E-cadherin is a transmembrane glycoprotein of the cadherin family, which promotes and maintains cell adhesion. Cadherins are tissue specific and are required for the assembly of cells into solid tissues [12]. Epithelial cells express E-cadherin and its levels are reduced in many carcinomas including breast, lung, prostate, and also endometrial [12, 40]. Reduced E-cadherin expression was more seen in type 2 endometrial cancers and also in those carcinomas with advanced stage [41]. Fifty seven percent of type 2 endometrial cancers demonstrated loss of heterozygosity of E-cadherin gene at 16q22.1 compared to 22 % of type 1 carcinomas [6].

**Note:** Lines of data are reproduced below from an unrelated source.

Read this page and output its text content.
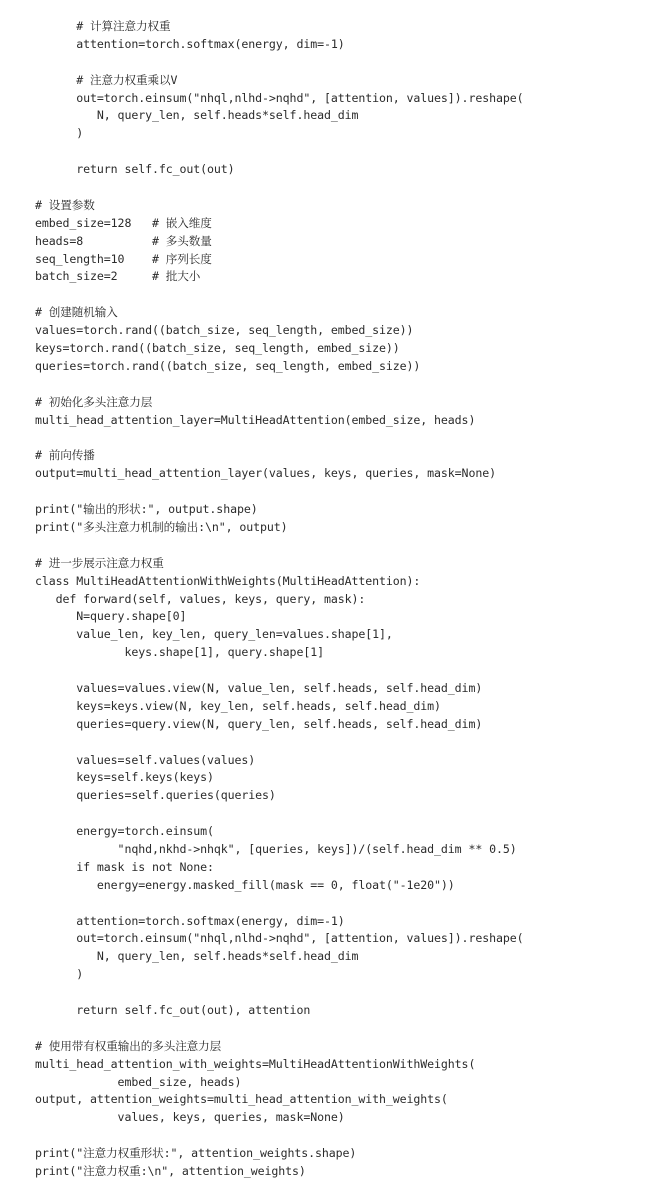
# 计算注意力权重
attention=torch.softmax(energy, dim=-1)
# 注意力权重乘以V
out=torch.einsum("nhql,nlhd->nqhd", [attention, values]).reshape(
N, query_len, self.heads*self.head_dim
)
return self.fc_out(out)
# 设置参数
embed_size=128   # 嵌入维度
heads=8          # 多头数量
seq_length=10    # 序列长度
batch_size=2     # 批大小
# 创建随机输入
values=torch.rand((batch_size, seq_length, embed_size))
keys=torch.rand((batch_size, seq_length, embed_size))
queries=torch.rand((batch_size, seq_length, embed_size))
# 初始化多头注意力层
multi_head_attention_layer=MultiHeadAttention(embed_size, heads)
# 前向传播
output=multi_head_attention_layer(values, keys, queries, mask=None)
print("输出的形状:", output.shape)
print("多头注意力机制的输出:\n", output)
# 进一步展示注意力权重
class MultiHeadAttentionWithWeights(MultiHeadAttention):
def forward(self, values, keys, query, mask):
N=query.shape[0]
value_len, key_len, query_len=values.shape[1],
keys.shape[1], query.shape[1]
values=values.view(N, value_len, self.heads, self.head_dim)
keys=keys.view(N, key_len, self.heads, self.head_dim)
queries=query.view(N, query_len, self.heads, self.head_dim)
values=self.values(values)
keys=self.keys(keys)
queries=self.queries(queries)
energy=torch.einsum(
"nqhd,nkhd->nhqk", [queries, keys])/(self.head_dim ** 0.5)
if mask is not None:
energy=energy.masked_fill(mask == 0, float("-1e20"))
attention=torch.softmax(energy, dim=-1)
out=torch.einsum("nhql,nlhd->nqhd", [attention, values]).reshape(
N, query_len, self.heads*self.head_dim
)
return self.fc_out(out), attention
# 使用带有权重输出的多头注意力层
multi_head_attention_with_weights=MultiHeadAttentionWithWeights(
embed_size, heads)
output, attention_weights=multi_head_attention_with_weights(
values, keys, queries, mask=None)
print("注意力权重形状:", attention_weights.shape)
print("注意力权重:\n", attention_weights)
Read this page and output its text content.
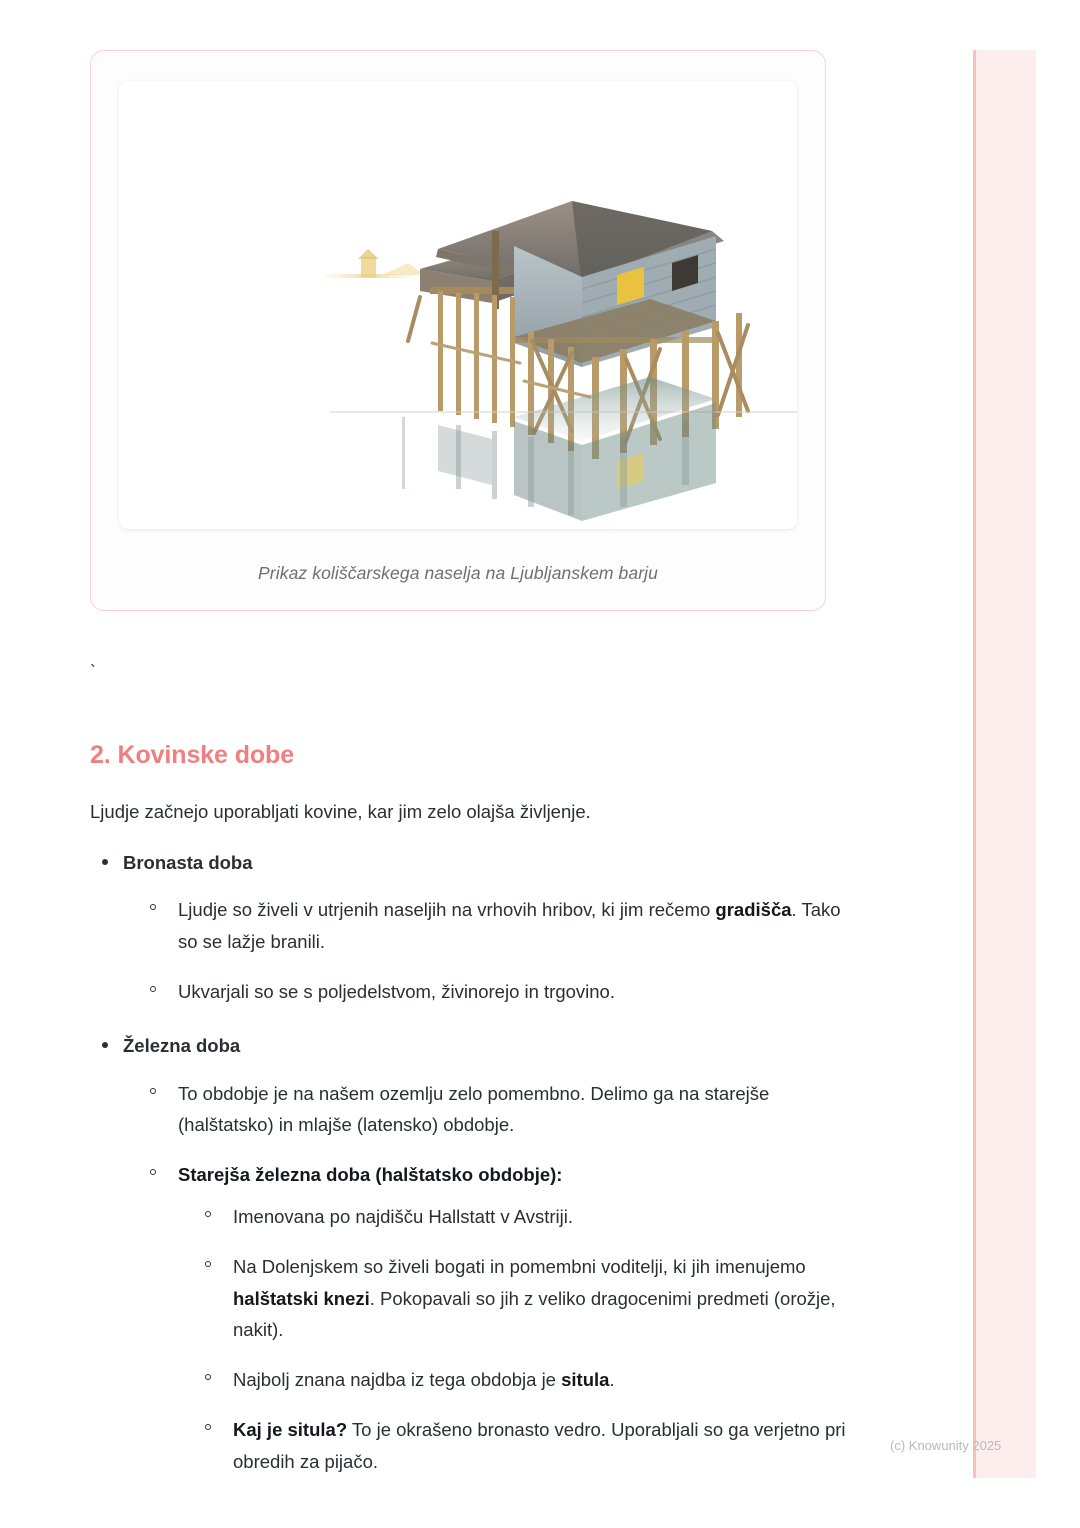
Prikaz koliščarskega naselja na Ljubljanskem barju
`
2. Kovinske dobe

Ljudje začnejo uporabljati kovine, kar jim zelo olajša življenje.

Bronasta doba
Ljudje so živeli v utrjenih naseljih na vrhovih hribov, ki jim rečemo gradišča. Tako so se lažje branili.
Ukvarjali so se s poljedelstvom, živinorejo in trgovino.
Železna doba
To obdobje je na našem ozemlju zelo pomembno. Delimo ga na starejše (halštatsko) in mlajše (latensko) obdobje.
Starejša železna doba (halštatsko obdobje):
Imenovana po najdišču Hallstatt v Avstriji.
Na Dolenjskem so živeli bogati in pomembni voditelji, ki jih imenujemo halštatski knezi. Pokopavali so jih z veliko dragocenimi predmeti (orožje, nakit).
Najbolj znana najdba iz tega obdobja je situla.
Kaj je situla? To je okrašeno bronasto vedro. Uporabljali so ga verjetno pri obredih za pijačo.
(c) Knowunity 2025
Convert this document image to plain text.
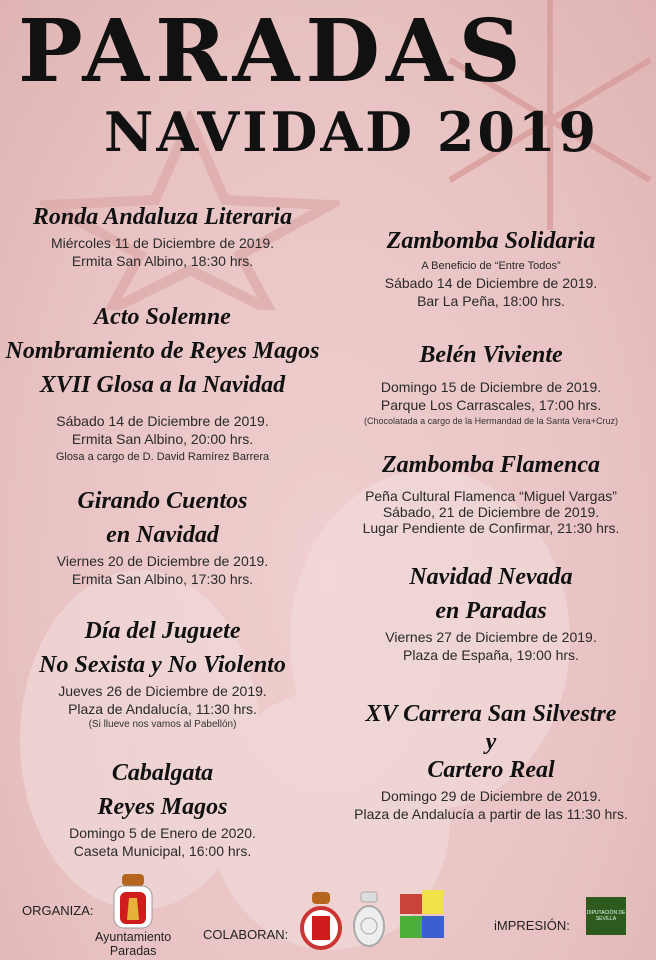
PARADAS
NAVIDAD 2019
Ronda Andaluza Literaria
Miércoles 11 de Diciembre de 2019.
Ermita San Albino, 18:30 hrs.
Acto Solemne
Nombramiento de Reyes Magos
XVII Glosa a la Navidad
Sábado 14 de Diciembre de 2019.
Ermita San Albino, 20:00 hrs.
Glosa a cargo de D. David Ramírez Barrera
Girando Cuentos
en Navidad
Viernes 20 de Diciembre de 2019.
Ermita San Albino, 17:30 hrs.
Día del Juguete
No Sexista y No Violento
Jueves 26 de Diciembre de 2019.
Plaza de Andalucía, 11:30 hrs.
(Si llueve nos vamos al Pabellón)
Cabalgata
Reyes Magos
Domingo 5 de Enero de 2020.
Caseta Municipal, 16:00 hrs.
Zambomba Solidaria
A Beneficio de “Entre Todos”
Sábado 14 de Diciembre de 2019.
Bar La Peña, 18:00 hrs.
Belén Viviente
Domingo 15 de Diciembre de 2019.
Parque Los Carrascales, 17:00 hrs.
(Chocolatada a cargo de la Hermandad de la Santa Vera+Cruz)
Zambomba Flamenca
Peña Cultural Flamenca “Miguel Vargas”
Sábado, 21 de Diciembre de 2019.
Lugar Pendiente de Confirmar, 21:30 hrs.
Navidad Nevada
en Paradas
Viernes 27 de Diciembre de 2019.
Plaza de España, 19:00 hrs.
XV Carrera San Silvestre
y
Cartero Real
Domingo 29 de Diciembre de 2019.
Plaza de Andalucía a partir de las 11:30 hrs.
ORGANIZA:
Ayuntamiento
Paradas
COLABORAN:
iMPRESIÓN:
DIPUTACIÓN DE SEVILLA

P16 tumor suppressor gene is located on chromosome 9p21 and this encodes for a cell cycle regulatory protein. Inactivation of p16 leads to uncontrolled cell growth. P16 inactivation was seen in 45 % of serous carcinomas and some clear cell cancers [42].

EGFR is a transmembrane tyrosine kinase receptor, whose mutation has been identified in many malignancies. EGFR overexpression has also been identified in uterine serous carcinomas [43]. Overexpression of EGFR is associated with advanced stage and poor prognosis [44]. EGFR antagonists include tyrosine kinase inhibitors like gefitinib, erlotinib, and lapatinib and anti-EGFR monoclonal antibody cetuximab[42].